The answer is yes. And Republicans have addressed that problem not by running shock and awe campaigns against individual "Tea Party" candidates, but by aligning behind candidates and incumbents conservative enough for the primary electorate yet polished enough (they hope) to avoid Akin-like admissions against interest. There are no Christine O'Donnells this year, but there are no Mike Castles either.
So the questions now are whether the current crop of GOP candidates can actually suppress the right wing Id, and, secondarily, whether the winning candidates of the American right can durably embed themselves into the political system. Just as we know that 2016 (a presidential year) will be a tough one for Senate Republicans, we can also project that conservatives who win swing states this year will face a much different electorate when they're up again in six years. And come then, their conservatism will be a liability, not an asset.
There are a bunch of ways to overcomplicate this, and make it seem as if the GOP has vanquished the right, or as if the right isn't a drag on the Republican Party. On Tuesday, Slate's Dave Weigel demonstrated that if you use the "Tea Party" as your key analytical unit, and moosh together the very different 2010 and 2012 elections, you can obscure the Republican Party's problem with its base, and even make it appear as if the establishment, not the right, is the GOP's real problem.
I'd say you can only blame "the Tea Party" for a net loss of two Senate seats since 2010. That's a period during which it helped send Mike Lee, Ron Johnson, Pat Toomey, Marco Rubio, Ted Cruz, and Rand Paul to the upper House—during which "establishment" candidates like Denny Rehberg, Heather Wilson, Rick Berg, Josh Mandel, George Allen, Tommy Thompson, Carly Fiorina, and Dino Rossi totally failed to win seats.

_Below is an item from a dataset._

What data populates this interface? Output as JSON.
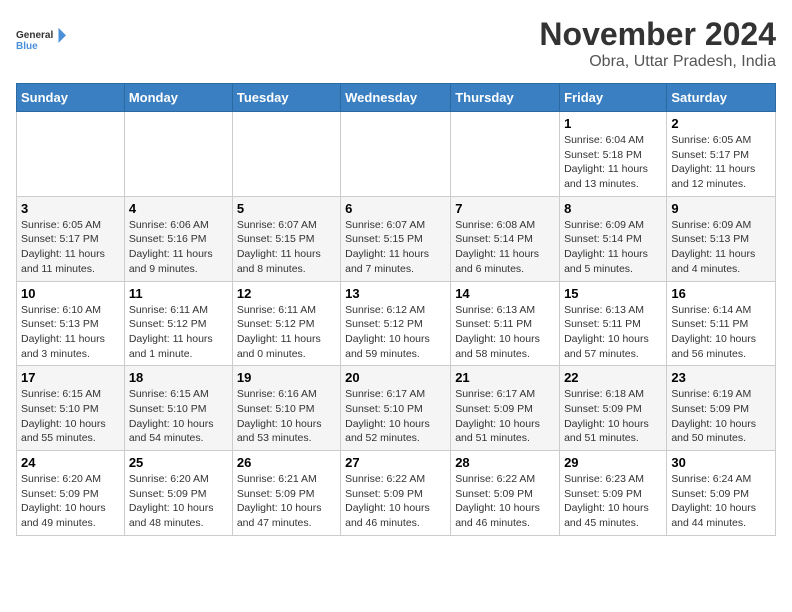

It's true that "Tea Party" candidates, defined narrowly, have only lost two or three seats over the last four years, and won a bunch of seats in 2010, while establishment candidates lost everywhere in 2012. Conservatives like to stack the evidence this way to diminish the GOP's broader electability problems. Similarly, if you subtract my air shots and other miscues from my golf score, I'm Tiger Woods.
But this is a poor heuristic. It vastly inflates the right's national and swing-state viability by pitting their 2010 victories—which establishment candidates would have won as well—against the establishment's 2012 defeats, in which no conservative alternatives would have fared better.
In reality Republicans would probably have five more Senate seats than they currently hold if not for the right's fractiousness, and the right's big victories are a mix of red state gimmes (Ted Cruz, Mike Lee) and wave riders like Pat Toomey, Ron Johnson, and Marco Rubio who will have a hard time hanging on when they're in cycle in 2016. In other words, the right's biggest victories might ultimately prove fleeting or Pyrrhic. And if right-lurching Republicans win swing state elections in 2014, they'll probably face the same presidential year problems in 2020—even if they aren't "Tea Party" candidates.